PriceRite/Feed the Children help area residents

Sept. 16, 2020 | G. Michael Dobbs
news@thereminder.com

Volunteers carry boxes of food and other goods to the cars of 800 families at the event sponsored by Price Rite Marketplace and Feed the Children in Chicopee last week.
Reminder Publishing photo by G. Michael Dobbs

CHICOPEE – Before 10 a.m. on Sept. 10, there were rows and rows of cars neatly lined up in the Castle of Knights parking lot and onto Memorial Drive. The people driving those cars had been selected to receive boxes of food and other items as part of the “Feeding Minds & Bodies” program, collaboration between Price Rite Marketplace and the national organization Feed the Children.

As Bill Devin, the vice president of operation for the supermarket chain, explained to Reminder Publishing, Chicopee is one of the 10 stops in a campaign that has been happening for the past five years to address food security and more. The supermarket’s area of operation extends as far west as Buffalo, NY, as far south as Baltimore, MD and as far north as locations in New Hampshire, he added. This was the sixth stop in this year’s campaign.

Devin explained that 800 area families had been identified by the Revival Time Evangelistic Center in Springfield to receive a 25-pound box of food; a 15-pound box of hygiene products, including shampoo, conditioner and lotion; a 10-pound box of Avon products; a large bag of non-perishable food from Price Rite; a package of bottled water; and a book for the family.

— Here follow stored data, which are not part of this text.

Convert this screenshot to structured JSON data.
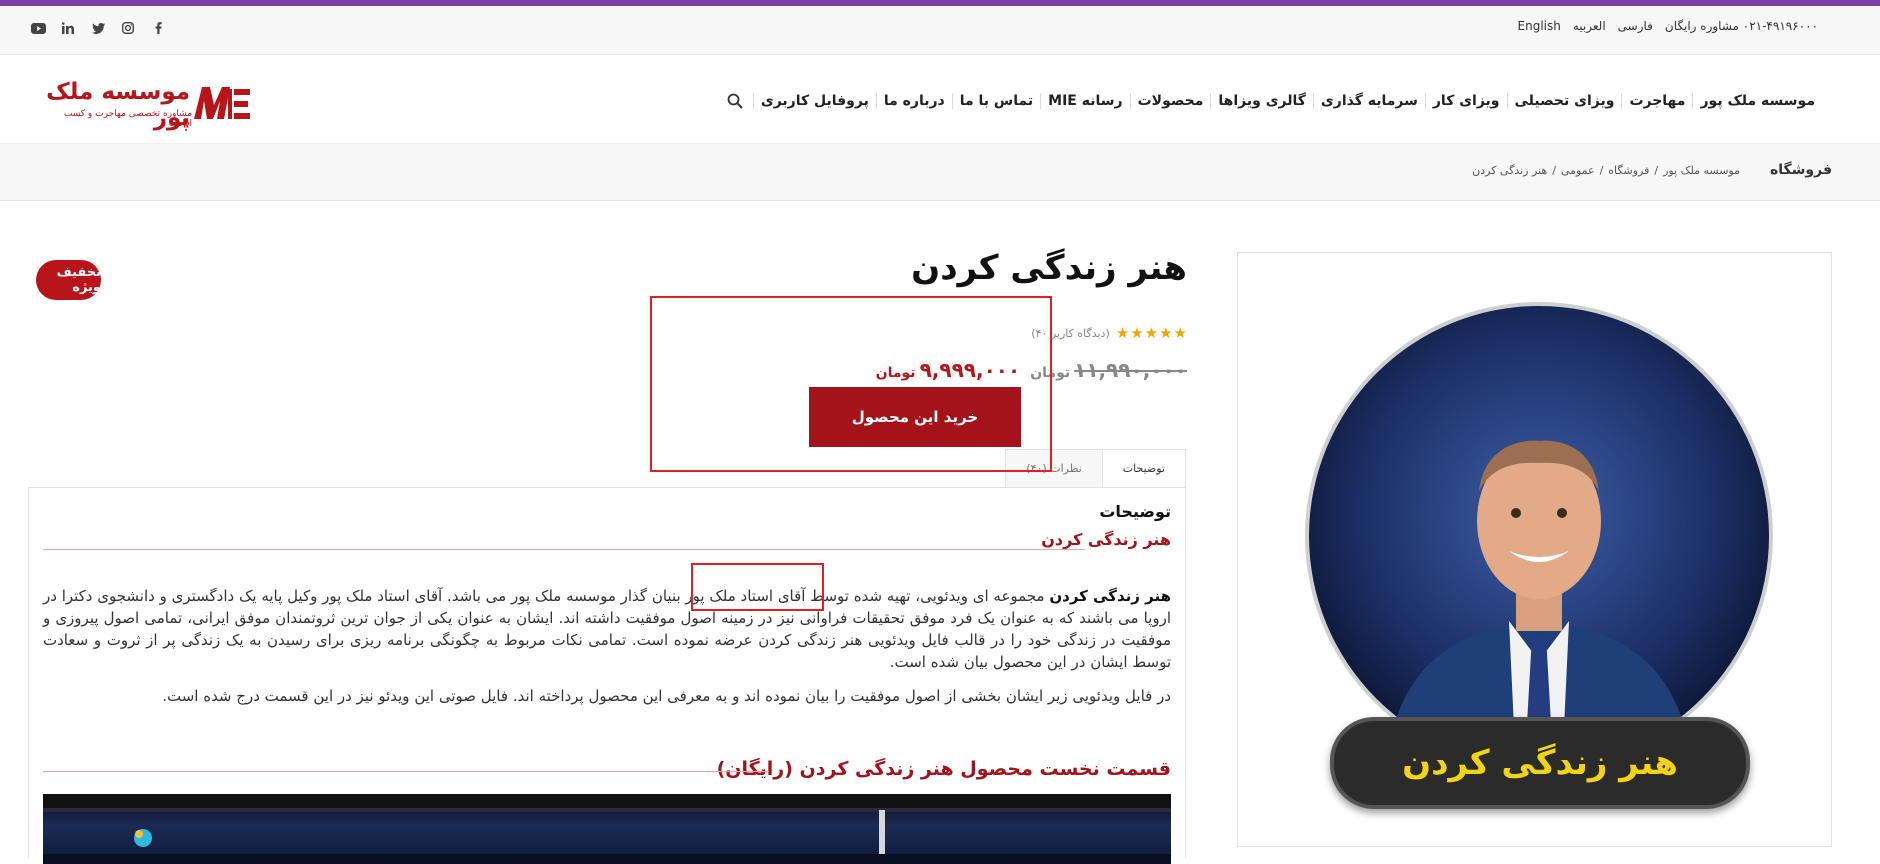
{
  "topbar": {
    "links": [
      "English",
      "العربیه",
      "فارسی",
      "۰۲۱-۴۹۱۹۶۰۰۰ مشاوره رایگان"
    ]
  },
  "logo": {
    "name": "موسسه ملک پور",
    "tagline": "مشاوره تخصصی مهاجرت و کسب اقامت"
  },
  "nav": {
    "items": [
      "موسسه ملک پور",
      "مهاجرت",
      "ویزای تحصیلی",
      "ویزای کار",
      "سرمایه گذاری",
      "گالری ویزاها",
      "محصولات",
      "رسانه MIE",
      "تماس با ما",
      "درباره ما",
      "پروفایل کاربری"
    ]
  },
  "breadcrumb": {
    "page_title": "فروشگاه",
    "items": [
      "موسسه ملک پور",
      "فروشگاه",
      "عمومی",
      "هنر زندگی کردن"
    ],
    "separator": "/"
  },
  "product": {
    "title": "هنر زندگی کردن",
    "image_banner": "هنر زندگی کردن",
    "badge": "تخفیف ویژه",
    "rating_stars": 5,
    "review_count": "(دیدگاه کاربر ۴۰)",
    "old_price": "۱۱,۹۹۰,۰۰۰",
    "new_price": "۹,۹۹۹,۰۰۰",
    "currency": "تومان",
    "buy_label": "خرید این محصول"
  },
  "tabs": [
    {
      "label": "توضیحات",
      "active": true
    },
    {
      "label": "نظرات (۴۰)",
      "active": false
    }
  ],
  "description": {
    "heading": "توضیحات",
    "subheading": "هنر زندگی کردن",
    "para1_bold": "هنر زندگی کردن",
    "para1_rest": " مجموعه ای ویدئویی، تهیه شده توسط آقای استاد ملک پور بنیان گذار موسسه ملک پور می باشد. آقای استاد ملک پور وکیل پایه یک دادگستری و دانشجوی دکترا در اروپا می باشند که به عنوان یک فرد موفق تحقیقات فراوانی نیز در زمینه اصول موفقیت داشته اند. ایشان به عنوان یکی از جوان ترین ثروتمندان موفق ایرانی، تمامی اصول پیروزی و موفقیت در زندگی خود را در قالب فایل ویدئویی هنر زندگی کردن عرضه نموده است. تمامی نکات مربوط به چگونگی برنامه ریزی برای رسیدن به یک زندگی پر از ثروت و سعادت توسط ایشان در این محصول بیان شده است.",
    "para2": "در فایل ویدئویی زیر ایشان بخشی از اصول موفقیت را بیان نموده اند و به معرفی این محصول پرداخته اند. فایل صوتی این ویدئو نیز در این قسمت درج شده است.",
    "section_title": "قسمت نخست محصول هنر زندگی کردن (رایگان)"
  },
  "colors": {
    "accent": "#b8151b",
    "topbar_stripe": "#7b3fa6",
    "star": "#f0a500",
    "banner_text": "#f3d317"
  }
}
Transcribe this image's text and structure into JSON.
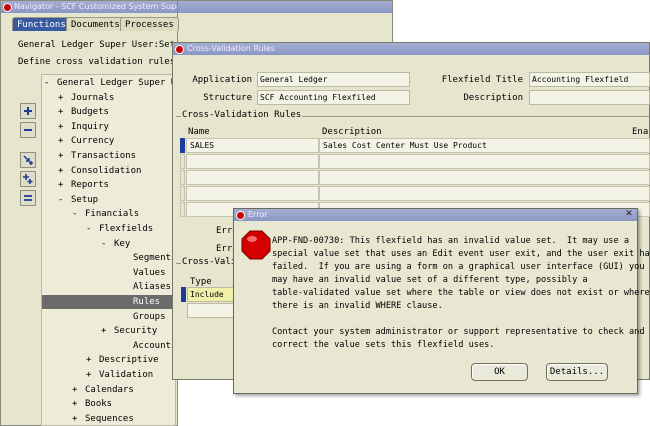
{
  "navigator": {
    "title": "Navigator - SCF Customized System Super User",
    "tabs": [
      "Functions",
      "Documents",
      "Processes"
    ],
    "responsibility": "General Ledger Super User:Setup:",
    "function_name": "Define cross validation rules",
    "tree": [
      {
        "toggle": "-",
        "label": "General Ledger Super Use",
        "level": 0
      },
      {
        "toggle": "+",
        "label": "Journals",
        "level": 1
      },
      {
        "toggle": "+",
        "label": "Budgets",
        "level": 1
      },
      {
        "toggle": "+",
        "label": "Inquiry",
        "level": 1
      },
      {
        "toggle": "+",
        "label": "Currency",
        "level": 1
      },
      {
        "toggle": "+",
        "label": "Transactions",
        "level": 1
      },
      {
        "toggle": "+",
        "label": "Consolidation",
        "level": 1
      },
      {
        "toggle": "+",
        "label": "Reports",
        "level": 1
      },
      {
        "toggle": "-",
        "label": "Setup",
        "level": 1
      },
      {
        "toggle": "-",
        "label": "Financials",
        "level": 2
      },
      {
        "toggle": "-",
        "label": "Flexfields",
        "level": 3
      },
      {
        "toggle": "-",
        "label": "Key",
        "level": 4
      },
      {
        "toggle": "",
        "label": "Segments",
        "level": 5
      },
      {
        "toggle": "",
        "label": "Values",
        "level": 5
      },
      {
        "toggle": "",
        "label": "Aliases",
        "level": 5
      },
      {
        "toggle": "",
        "label": "Rules",
        "level": 5,
        "selected": true
      },
      {
        "toggle": "",
        "label": "Groups",
        "level": 5
      },
      {
        "toggle": "+",
        "label": "Security",
        "level": 4
      },
      {
        "toggle": "",
        "label": "Accounts",
        "level": 5
      },
      {
        "toggle": "+",
        "label": "Descriptive",
        "level": 3
      },
      {
        "toggle": "+",
        "label": "Validation",
        "level": 3
      },
      {
        "toggle": "+",
        "label": "Calendars",
        "level": 2
      },
      {
        "toggle": "+",
        "label": "Books",
        "level": 2
      },
      {
        "toggle": "+",
        "label": "Sequences",
        "level": 2
      }
    ],
    "toolbar_icons": [
      "expand-icon",
      "collapse-icon",
      "expand-branch-icon",
      "expand-all-icon",
      "collapse-all-icon"
    ]
  },
  "cvr": {
    "title": "Cross-Validation Rules",
    "application_label": "Application",
    "application_value": "General Ledger",
    "structure_label": "Structure",
    "structure_value": "SCF Accounting Flexfiled",
    "flexfield_title_label": "Flexfield Title",
    "flexfield_title_value": "Accounting Flexfield",
    "description_label": "Description",
    "description_value": "",
    "section_rules": "Cross-Validation Rules",
    "col_name": "Name",
    "col_description": "Description",
    "col_enabled": "Ena",
    "rows": [
      {
        "name": "SALES",
        "description": "Sales Cost Center Must Use Product"
      },
      {
        "name": "",
        "description": ""
      },
      {
        "name": "",
        "description": ""
      },
      {
        "name": "",
        "description": ""
      },
      {
        "name": "",
        "description": ""
      }
    ],
    "error_label_1": "Erro",
    "error_label_2": "Erro",
    "section_elements": "Cross-Vali",
    "col_type": "Type",
    "type_value": "Include"
  },
  "error": {
    "title": "Error",
    "message": "APP-FND-00730: This flexfield has an invalid value set.  It may use a\nspecial value set that uses an Edit event user exit, and the user exit has\nfailed.  If you are using a form on a graphical user interface (GUI) you\nmay have an invalid value set of a different type, possibly a\ntable-validated value set where the table or view does not exist or where\nthere is an invalid WHERE clause.\n\nContact your system administrator or support representative to check and\ncorrect the value sets this flexfield uses.",
    "ok_label": "OK",
    "details_label": "Details..."
  }
}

The effort this year was designed to be contact-less, Devin added. The drivers were directed through a line where volunteers loaded the boxes in open trunks.

Mayor John Vieau noted September is “Defeat Hunger Month,” an effort that involves Feed the Children. Speaking of the food distribution, he said, “It really helps our city.” He added, “It’s an incredible thing.”

Since the inception of its partnership with Feed the Children in 2015, Price Rite Marketplace has donated nearly 2 million pounds of food and essentials.

 Joe Allegro, senior director of corporate partnerships for Feed the Children, said that 16 million children in this country go hungry.

State Senator-elect Adam Gomez told the volunteers, “The pandemic has taken a toll on all of our communities.”

Locally, September is “Hunger Action Month for The Food Bank of Western Massachusetts.

In total at this time more than 93,000 people in Western Massachusetts face hunger, according to statistics released by the Food Bank. That number might increase to as high as 127,000 by the end of this year because of the pandemic.

Due to rising unemployment rates, the national food insecurity organization Feeding America estimates an additional 17 million people could become food insecure in 2020 as a result of this crisis, bringing the total to 54 million people.